2 of 2 people found the following review helpful
An Excellent Novel of the Franco-Prussian War,
Verified Purchase(What is this?)
This review is from: The Debacle: (1870-71) (Classics) (Paperback)
‘The Debacle’ is the penultimate book in the twenty book saga of the life and times of the Rougon-Macquart family, published by Zola to great acclaim in 1892. One of the central characters of this story is Jean Macquart, thus continuing the saga. However, all the books are complete in themselves and readers should not feel deterred from reading this classic of the Franco-Prussian War of 1870 out of sequence. Zola was able to talk to many who had been involved in the war and undertook research in the area of Sedan, the scene of the major battle sequences in the book. In addition Zola was himself caught up in the Paris Commune of 1871 which followed the investment of Paris by the Prussians after the war. He was in considerable danger during this turmoil but was an eye witness to the destruction and horrors of the short lived Commune that features in the final third of the novel. Thus the book is generally regarded as a classic of historical writing and reliable in its detail.
The book is a nineteenth century work and does rely upon somewhat incredible coincidence, but this device is simply used by Zola as a tool to be able to describe different aspects of the momentous actions taking place as the French and Prussian armies manoeuvred and then smashed into each other in the environs of Sedan. The first section of the book does contain some longueurs as Zola establishes the marching and counter-marching and dispiriting confusion of the French Army under incompetent leadership, but readers should not despair once action is joined the narrative races along in graphic detail to provide some of the very best battle scene writing in literature as we read of the destruction and capture of the French Army of Chalons. Zola introduces a number of the real leaders into the narrative including the Emperor, Napoleon III, to great effect.
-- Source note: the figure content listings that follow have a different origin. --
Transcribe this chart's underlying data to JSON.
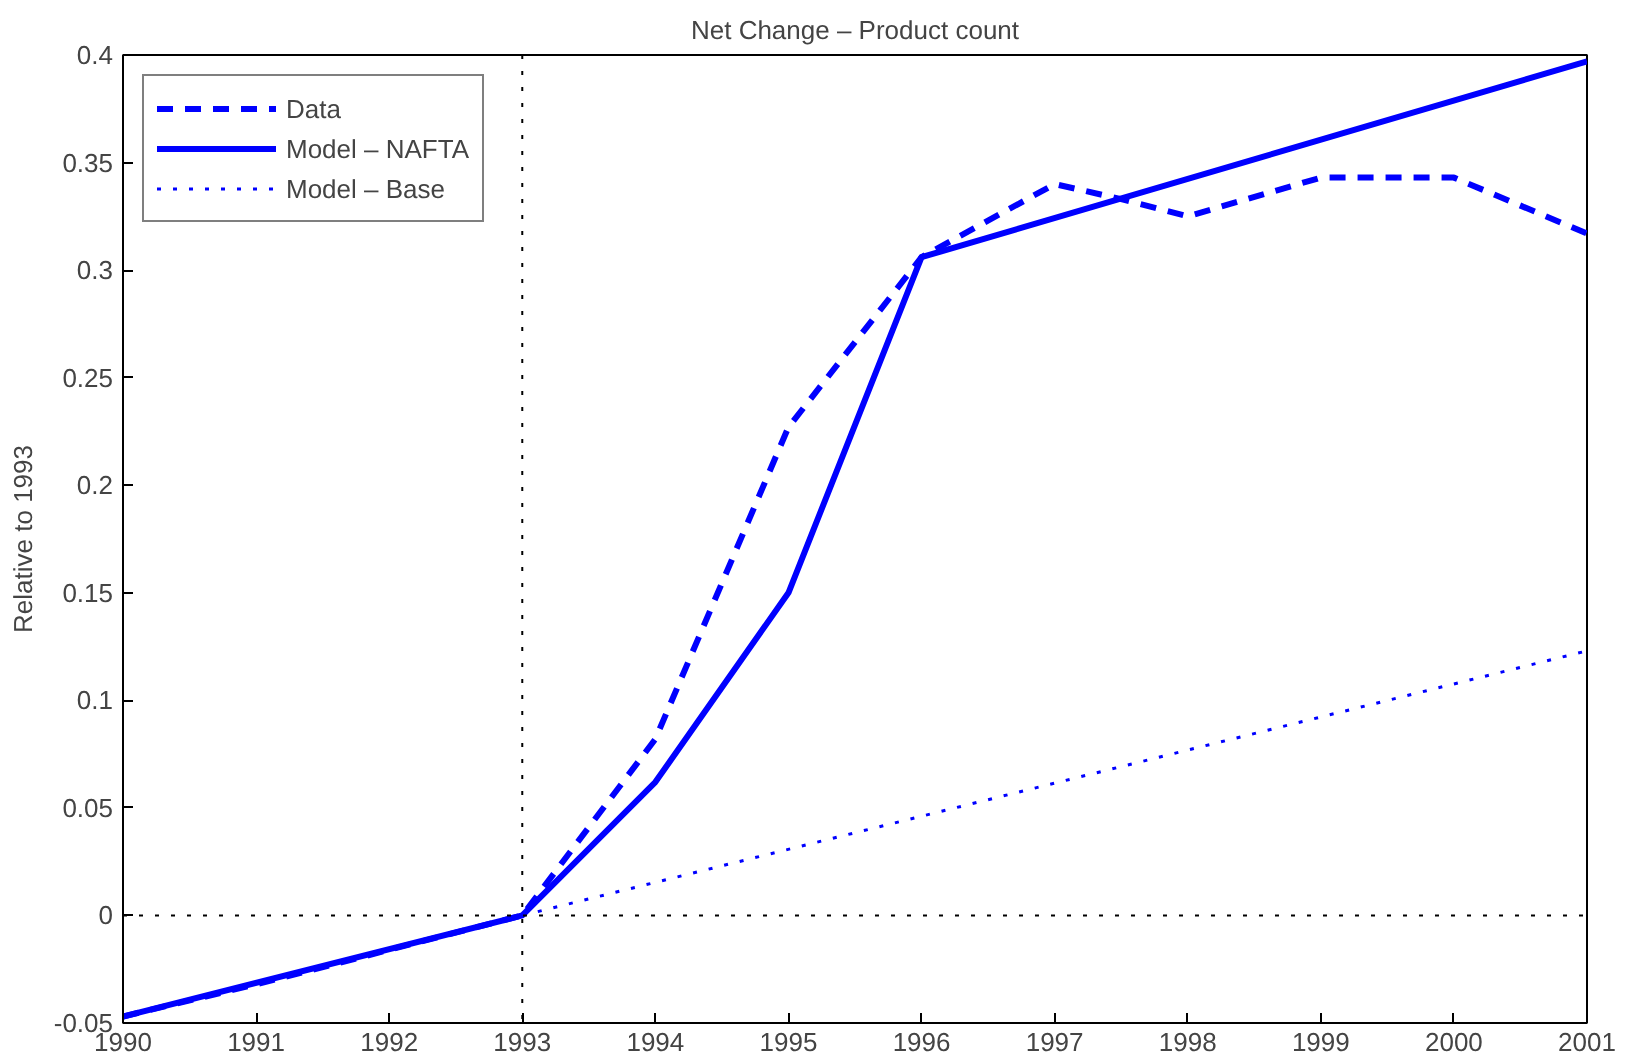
{
  "chart_data": {
    "type": "line",
    "title": "Net Change – Product count",
    "ylabel": "Relative to 1993",
    "xlim": [
      1990,
      2001
    ],
    "xticks": [
      1990,
      1991,
      1992,
      1993,
      1994,
      1995,
      1996,
      1997,
      1998,
      1999,
      2000,
      2001
    ],
    "ylim": [
      -0.05,
      0.4
    ],
    "yticks": [
      -0.05,
      0,
      0.05,
      0.1,
      0.15,
      0.2,
      0.25,
      0.3,
      0.35,
      0.4
    ],
    "grid": false,
    "legend": "top left",
    "ref_lines": [
      {
        "axis": "x",
        "value": 1993,
        "color": "#000000",
        "line_style": "dotted"
      },
      {
        "axis": "y",
        "value": 0,
        "color": "#000000",
        "line_style": "dotted"
      }
    ],
    "series": [
      {
        "name": "Data",
        "color": "#0000ff",
        "line_style": "dashed",
        "x": [
          1990,
          1991,
          1992,
          1993,
          1994,
          1995,
          1996,
          1997,
          1997.5,
          1998,
          1999,
          2000,
          2001
        ],
        "values": [
          -0.047,
          -0.032,
          -0.016,
          0,
          0.082,
          0.227,
          0.306,
          0.34,
          0.333,
          0.325,
          0.343,
          0.343,
          0.317
        ]
      },
      {
        "name": "Model – NAFTA",
        "color": "#0000ff",
        "line_style": "solid",
        "x": [
          1990,
          1993,
          1994,
          1995,
          1996,
          2001
        ],
        "values": [
          -0.047,
          0,
          0.062,
          0.15,
          0.306,
          0.397
        ]
      },
      {
        "name": "Model – Base",
        "color": "#0000ff",
        "line_style": "dotted",
        "x": [
          1993,
          2001
        ],
        "values": [
          0,
          0.123
        ]
      }
    ]
  }
}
As mentioned earlier the narrative moves to the siege of Paris and the establishment of the Commune. Again the writing of Zola is very graphic and his description of these tragic events provide a good corrective to some of the rather fanciful left-wing ‘glory’ surrounding these events. Whilst being in sympathy with the Left Zola had no time for the wanton destruction and violence of the Commune.
A classic work of its type and perhaps one of the best ways to understand the real nature of the Franco-Prussian War, and a very entertaining read.